Later, Radar learned that a patent outside its industry blocked use of the windshield-infrared system. One of the major auto manufacturers held a patent on a heads-up automobile display device. That patent broadly covered any display where an "image" is projected onto an automobile windshield. Although the patent did not specify an infrared image, it was written broadly enough to cover any image projected on an automobile windshield, blocking Radar from applying its infrared system to automobiles.
Had due-diligence counsel been aware of Radar's intended foray into an entirely new industry, the due-diligence analysis would likely have uncovered the troublesome patent, and the acquisition could have been canceled or its terms modified.
- Strategic Planning: Are there any strategies available to better position the acquiring company in the future or to enhance or broaden exclusivity? Strategic due diligence involves examining not only the patents to be acquired, but also the competitive landscape, including competitors' patents and product lines. For example, when analyzing the exclusivity of a transferor's patents, patent counsel might uncover gaps in protection. If so, pending applications may be modified or new applications filed to fill these gaps. In some cases, the company can fill the gaps by "reissuing" a patent to broaden its protection.

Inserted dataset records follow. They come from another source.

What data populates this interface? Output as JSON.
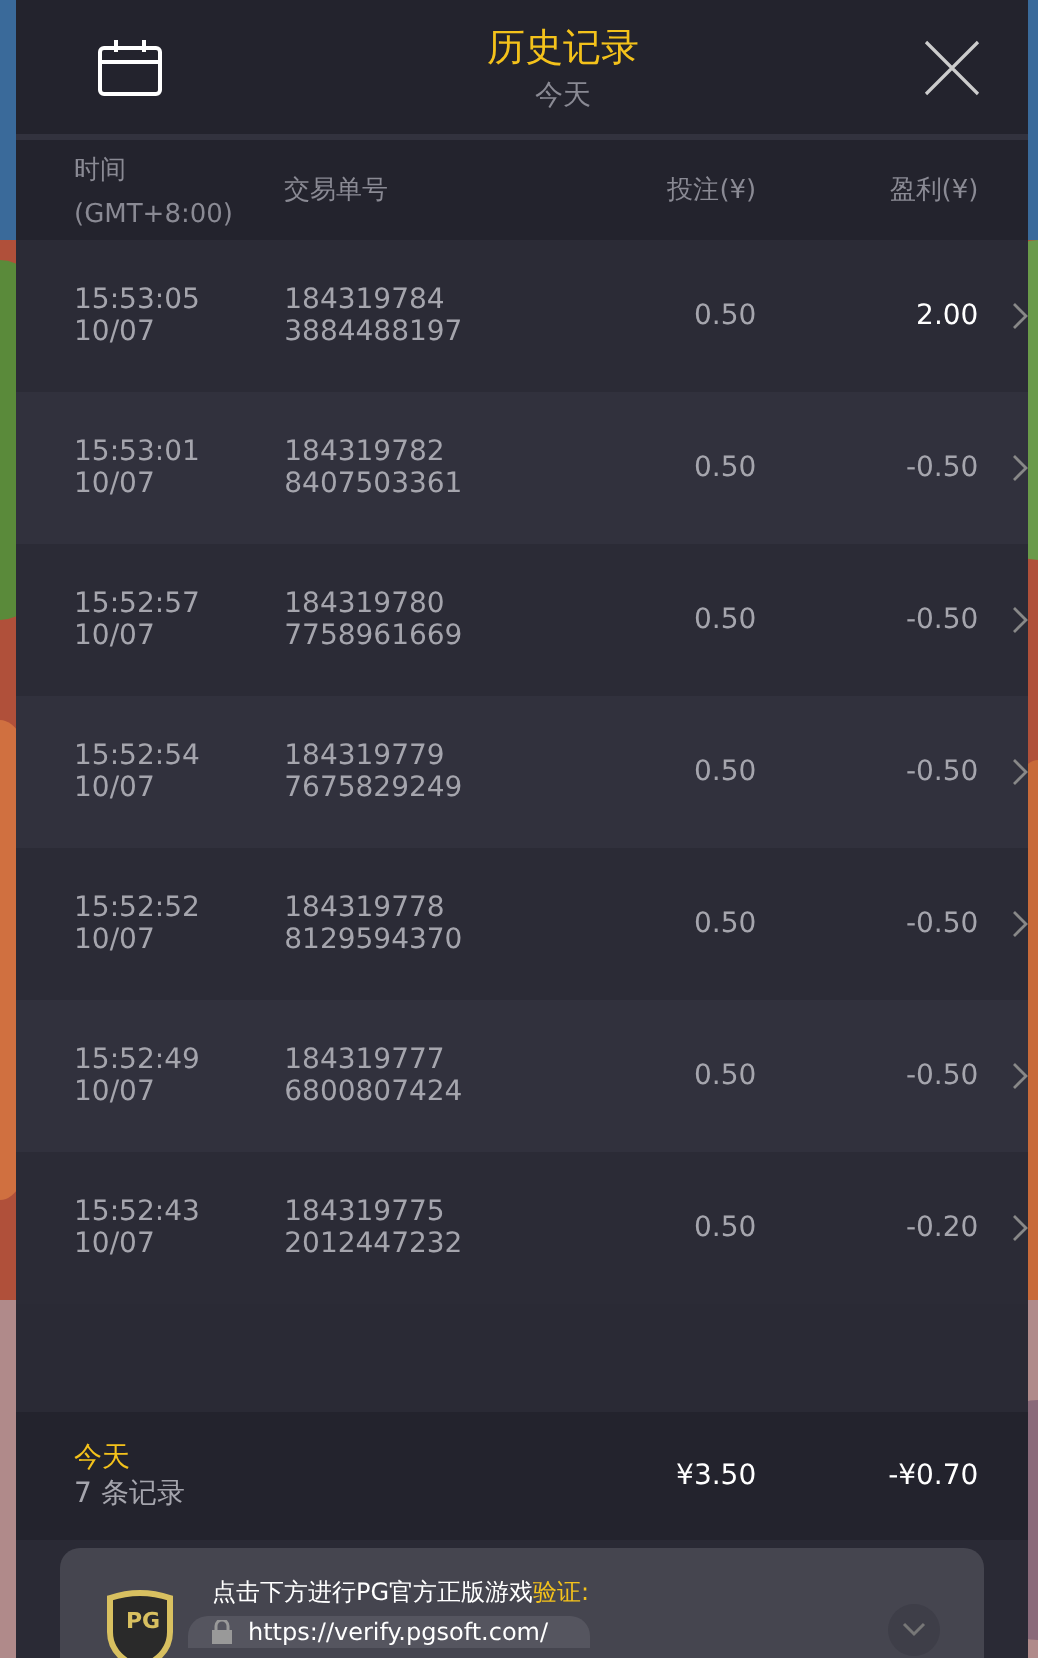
{
  "header": {
    "title": "历史记录",
    "subtitle": "今天"
  },
  "columns": [
    {
      "label": "时间",
      "sub": "(GMT+8:00)"
    },
    {
      "label": "交易单号"
    },
    {
      "label": "投注(¥)"
    },
    {
      "label": "盈利(¥)"
    }
  ],
  "rows": [
    {
      "time": "15:53:05",
      "date": "10/07",
      "order_1": "184319784",
      "order_2": "3884488197",
      "bet": "0.50",
      "profit": "2.00",
      "win": true
    },
    {
      "time": "15:53:01",
      "date": "10/07",
      "order_1": "184319782",
      "order_2": "8407503361",
      "bet": "0.50",
      "profit": "-0.50",
      "win": false
    },
    {
      "time": "15:52:57",
      "date": "10/07",
      "order_1": "184319780",
      "order_2": "7758961669",
      "bet": "0.50",
      "profit": "-0.50",
      "win": false
    },
    {
      "time": "15:52:54",
      "date": "10/07",
      "order_1": "184319779",
      "order_2": "7675829249",
      "bet": "0.50",
      "profit": "-0.50",
      "win": false
    },
    {
      "time": "15:52:52",
      "date": "10/07",
      "order_1": "184319778",
      "order_2": "8129594370",
      "bet": "0.50",
      "profit": "-0.50",
      "win": false
    },
    {
      "time": "15:52:49",
      "date": "10/07",
      "order_1": "184319777",
      "order_2": "6800807424",
      "bet": "0.50",
      "profit": "-0.50",
      "win": false
    },
    {
      "time": "15:52:43",
      "date": "10/07",
      "order_1": "184319775",
      "order_2": "2012447232",
      "bet": "0.50",
      "profit": "-0.20",
      "win": false
    }
  ],
  "summary": {
    "period": "今天",
    "count": "7 条记录",
    "total_bet": "¥3.50",
    "total_profit": "-¥0.70"
  },
  "notice": {
    "badge": "PG",
    "text": "点击下方进行PG官方正版游戏",
    "highlight": "验证:",
    "url": "https://verify.pgsoft.com/"
  }
}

Strategic due diligence can also expose competitors' vulnerabilities. For example, the analysis might uncover the opportunity to change an existing patent application to cover a competitor's product. The acquiring company might have no immediate interest in bringing a patent infringement suit, but, even without any offensive interests, holding a patent covering a competitor's product often provides the best insurance against being sued by that competitor.